Post-Newtonian Theory for Gravitational Waves
Luc Blanchet
TL;DR
This work surveys the state-of-the-art post-Newtonian framework for modeling gravitational waves from isolated sources, focusing on inspiralling compact binaries. It articulates the multipolar-post-Minkowskian (MPM) scheme merged with the PN expansion (MPM-PN), detailing how source, canonical, and radiative moments connect through matching in the near and far zones. The article presents high-order results up to 4PN for conservative dynamics and up to 4.5PN for GW flux and phase, including intricate nonlinear tail and memory effects, as well as tidal and spin contributions. It also covers the regularization of point-particle fields (Hadamard and dimensional), the 4PN tail terms, and the transition to radiative coordinates, thereby enabling accurate GW templates for detectors like LIGO/Virgo/KAGRA and future missions. The framework provides a rigorous foundation for waveform generation, energy flux, and the orbital evolution of compact binaries, forming a cornerstone for GW data analysis and tests of general relativity.
Abstract
To be observed and analyzed by the network of current gravitational wave detectors (LIGO, Virgo, KAGRA), and in anticipation of future third generation ground based (Einstein Telescope, Cosmic Explorer) and space borne (LISA) detectors, inspiralling compact binaries -- binary star systems composed of neutron stars and/or black holes in their late stage of evolution prior the final coalescence -- require high-accuracy predictions from general relativity. The orbital dynamics and emitted gravitational waves of these very relativistic systems can be accurately modelled using state-of-the-art post-Newtonian theory. In this article we review the Multipolar-Post-Minkowskian approximation scheme, merged to the standard Post-Newtonian expansion into a single formalism valid for general isolated matter system. This cocktail of approximation methods (called MPM-PN) has been successfully applied to compact binary systems, producing equations of motion up to the fourth-post-Newtonian (4PN) level, and gravitational waveform and flux to 4.5PN order beyond the Einstein quadrupole formula.

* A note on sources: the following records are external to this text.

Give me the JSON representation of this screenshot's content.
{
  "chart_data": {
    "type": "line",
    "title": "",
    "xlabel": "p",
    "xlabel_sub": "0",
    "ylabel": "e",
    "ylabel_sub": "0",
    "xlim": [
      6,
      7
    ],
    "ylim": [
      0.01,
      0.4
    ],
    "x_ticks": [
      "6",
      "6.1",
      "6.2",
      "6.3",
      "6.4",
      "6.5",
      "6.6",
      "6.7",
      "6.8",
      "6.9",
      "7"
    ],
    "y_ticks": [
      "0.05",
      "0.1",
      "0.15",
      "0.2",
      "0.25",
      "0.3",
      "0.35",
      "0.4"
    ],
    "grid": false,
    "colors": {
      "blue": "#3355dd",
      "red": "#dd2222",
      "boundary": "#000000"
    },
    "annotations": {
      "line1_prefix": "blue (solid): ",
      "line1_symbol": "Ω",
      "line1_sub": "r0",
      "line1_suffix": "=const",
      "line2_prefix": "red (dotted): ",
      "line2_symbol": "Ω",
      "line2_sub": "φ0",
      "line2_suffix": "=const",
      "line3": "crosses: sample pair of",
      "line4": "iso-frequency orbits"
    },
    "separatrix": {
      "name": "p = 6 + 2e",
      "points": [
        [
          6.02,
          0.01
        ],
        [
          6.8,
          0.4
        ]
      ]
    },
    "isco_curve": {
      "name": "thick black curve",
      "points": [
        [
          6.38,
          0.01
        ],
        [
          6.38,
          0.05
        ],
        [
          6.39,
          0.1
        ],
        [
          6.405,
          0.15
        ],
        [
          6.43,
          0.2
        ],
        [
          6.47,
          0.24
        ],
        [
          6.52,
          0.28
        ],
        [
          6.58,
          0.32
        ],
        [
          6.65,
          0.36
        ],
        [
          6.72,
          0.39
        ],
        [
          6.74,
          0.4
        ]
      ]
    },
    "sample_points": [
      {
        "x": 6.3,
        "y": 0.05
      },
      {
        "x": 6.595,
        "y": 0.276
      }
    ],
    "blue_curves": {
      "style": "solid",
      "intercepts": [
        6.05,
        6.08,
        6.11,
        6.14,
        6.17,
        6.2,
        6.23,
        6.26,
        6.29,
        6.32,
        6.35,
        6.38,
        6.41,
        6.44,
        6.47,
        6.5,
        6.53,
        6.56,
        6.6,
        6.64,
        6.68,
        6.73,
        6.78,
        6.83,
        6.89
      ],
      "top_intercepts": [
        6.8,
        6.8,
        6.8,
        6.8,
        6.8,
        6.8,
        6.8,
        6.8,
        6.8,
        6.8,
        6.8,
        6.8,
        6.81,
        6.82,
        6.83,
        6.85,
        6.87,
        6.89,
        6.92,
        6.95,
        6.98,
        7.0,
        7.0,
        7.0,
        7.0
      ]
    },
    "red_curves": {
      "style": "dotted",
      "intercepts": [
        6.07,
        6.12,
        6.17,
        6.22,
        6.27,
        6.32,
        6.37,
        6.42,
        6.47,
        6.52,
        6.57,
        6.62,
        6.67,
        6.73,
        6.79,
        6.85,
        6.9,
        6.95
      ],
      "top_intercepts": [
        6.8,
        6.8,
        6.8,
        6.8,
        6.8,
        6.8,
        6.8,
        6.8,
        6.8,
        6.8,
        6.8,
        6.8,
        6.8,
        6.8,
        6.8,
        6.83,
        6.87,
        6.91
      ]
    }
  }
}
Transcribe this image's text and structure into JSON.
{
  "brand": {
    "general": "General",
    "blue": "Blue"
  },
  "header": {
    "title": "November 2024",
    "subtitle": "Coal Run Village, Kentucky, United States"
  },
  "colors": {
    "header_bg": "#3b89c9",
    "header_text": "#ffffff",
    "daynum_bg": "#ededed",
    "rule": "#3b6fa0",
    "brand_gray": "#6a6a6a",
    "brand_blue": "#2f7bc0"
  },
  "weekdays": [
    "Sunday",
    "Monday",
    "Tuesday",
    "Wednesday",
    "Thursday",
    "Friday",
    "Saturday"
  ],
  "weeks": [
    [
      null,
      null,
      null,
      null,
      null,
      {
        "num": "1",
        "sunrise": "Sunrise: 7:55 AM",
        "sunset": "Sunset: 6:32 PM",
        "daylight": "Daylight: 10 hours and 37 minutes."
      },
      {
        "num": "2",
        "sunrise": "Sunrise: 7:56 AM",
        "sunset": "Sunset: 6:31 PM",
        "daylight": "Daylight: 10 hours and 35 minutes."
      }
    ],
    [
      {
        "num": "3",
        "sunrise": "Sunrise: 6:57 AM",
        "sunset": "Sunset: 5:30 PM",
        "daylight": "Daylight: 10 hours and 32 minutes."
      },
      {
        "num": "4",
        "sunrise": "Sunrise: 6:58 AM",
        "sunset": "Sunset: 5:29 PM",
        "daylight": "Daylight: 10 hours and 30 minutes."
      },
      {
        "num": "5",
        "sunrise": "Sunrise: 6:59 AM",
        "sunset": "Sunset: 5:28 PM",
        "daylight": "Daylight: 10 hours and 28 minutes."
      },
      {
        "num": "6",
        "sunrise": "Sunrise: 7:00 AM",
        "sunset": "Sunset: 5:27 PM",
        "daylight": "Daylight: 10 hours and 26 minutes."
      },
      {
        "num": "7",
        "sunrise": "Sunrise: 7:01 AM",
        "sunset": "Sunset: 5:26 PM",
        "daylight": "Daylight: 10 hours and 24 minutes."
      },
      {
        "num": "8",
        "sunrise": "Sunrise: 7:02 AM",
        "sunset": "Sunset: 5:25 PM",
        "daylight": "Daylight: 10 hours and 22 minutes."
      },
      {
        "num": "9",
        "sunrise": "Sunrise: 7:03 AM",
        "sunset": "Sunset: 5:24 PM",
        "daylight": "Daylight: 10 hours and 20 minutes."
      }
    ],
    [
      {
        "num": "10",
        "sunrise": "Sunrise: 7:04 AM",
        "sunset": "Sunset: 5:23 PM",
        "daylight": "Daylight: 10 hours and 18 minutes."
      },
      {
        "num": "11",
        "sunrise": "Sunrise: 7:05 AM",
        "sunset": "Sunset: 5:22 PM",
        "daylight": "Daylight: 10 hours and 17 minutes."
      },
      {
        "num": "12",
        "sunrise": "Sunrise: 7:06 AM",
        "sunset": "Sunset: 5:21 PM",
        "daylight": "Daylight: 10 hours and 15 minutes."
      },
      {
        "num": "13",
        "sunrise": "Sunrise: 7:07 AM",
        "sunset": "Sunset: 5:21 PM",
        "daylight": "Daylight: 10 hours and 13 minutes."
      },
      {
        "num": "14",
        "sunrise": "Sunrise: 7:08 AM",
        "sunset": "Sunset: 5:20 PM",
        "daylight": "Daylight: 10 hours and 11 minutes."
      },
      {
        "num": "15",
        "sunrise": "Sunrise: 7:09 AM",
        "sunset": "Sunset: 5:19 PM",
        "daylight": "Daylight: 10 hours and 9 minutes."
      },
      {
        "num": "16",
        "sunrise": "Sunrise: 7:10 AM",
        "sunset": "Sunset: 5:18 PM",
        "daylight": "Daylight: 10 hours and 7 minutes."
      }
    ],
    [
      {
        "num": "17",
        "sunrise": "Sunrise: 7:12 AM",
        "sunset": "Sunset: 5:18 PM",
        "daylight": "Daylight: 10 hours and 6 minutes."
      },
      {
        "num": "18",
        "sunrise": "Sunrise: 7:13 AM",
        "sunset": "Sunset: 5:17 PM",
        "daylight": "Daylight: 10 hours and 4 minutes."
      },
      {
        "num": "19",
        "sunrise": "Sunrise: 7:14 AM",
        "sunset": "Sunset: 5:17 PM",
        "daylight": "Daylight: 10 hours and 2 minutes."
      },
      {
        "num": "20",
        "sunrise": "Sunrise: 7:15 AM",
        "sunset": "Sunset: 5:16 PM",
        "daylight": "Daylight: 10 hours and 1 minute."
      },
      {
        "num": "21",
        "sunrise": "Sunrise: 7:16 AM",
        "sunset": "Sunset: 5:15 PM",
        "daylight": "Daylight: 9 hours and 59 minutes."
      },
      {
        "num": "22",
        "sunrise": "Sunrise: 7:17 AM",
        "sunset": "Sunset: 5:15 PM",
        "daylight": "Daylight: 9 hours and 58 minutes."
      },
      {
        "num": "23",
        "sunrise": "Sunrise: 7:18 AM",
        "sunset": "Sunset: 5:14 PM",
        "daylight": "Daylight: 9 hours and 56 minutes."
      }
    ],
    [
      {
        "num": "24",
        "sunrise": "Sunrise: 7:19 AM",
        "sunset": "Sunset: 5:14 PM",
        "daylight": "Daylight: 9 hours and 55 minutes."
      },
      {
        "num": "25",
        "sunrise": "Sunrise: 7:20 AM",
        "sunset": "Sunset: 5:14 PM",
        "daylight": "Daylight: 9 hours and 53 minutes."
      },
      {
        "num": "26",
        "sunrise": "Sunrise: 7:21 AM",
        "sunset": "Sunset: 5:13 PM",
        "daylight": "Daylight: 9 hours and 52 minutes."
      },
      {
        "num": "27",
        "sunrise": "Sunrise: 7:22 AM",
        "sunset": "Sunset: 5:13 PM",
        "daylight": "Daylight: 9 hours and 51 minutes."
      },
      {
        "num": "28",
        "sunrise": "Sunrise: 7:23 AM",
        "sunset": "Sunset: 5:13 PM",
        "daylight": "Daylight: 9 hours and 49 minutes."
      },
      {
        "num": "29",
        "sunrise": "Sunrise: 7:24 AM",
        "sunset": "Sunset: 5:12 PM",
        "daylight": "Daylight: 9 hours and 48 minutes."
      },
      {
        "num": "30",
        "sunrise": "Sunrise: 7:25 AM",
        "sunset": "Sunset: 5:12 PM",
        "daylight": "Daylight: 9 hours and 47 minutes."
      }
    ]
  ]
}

We describe the dimensional regularization at work in such high post-Newtonian calculations, for curing both ultra-violet and infra-red divergences. Several landmark results are detailed: the definition of multipole moments, the gravitational radiation reaction, the conservative dynamics of circular orbits, the first law of compact binary mechanics, and the non-linear effects in the gravitational wave propagation (tails, iterated tails and non-linear memory). We also discuss the case of compact binaries moving on eccentric orbits, and the effects of spins (both spin-orbit and spin-spin) on the equations of motion and gravitational wave energy flux and waveform.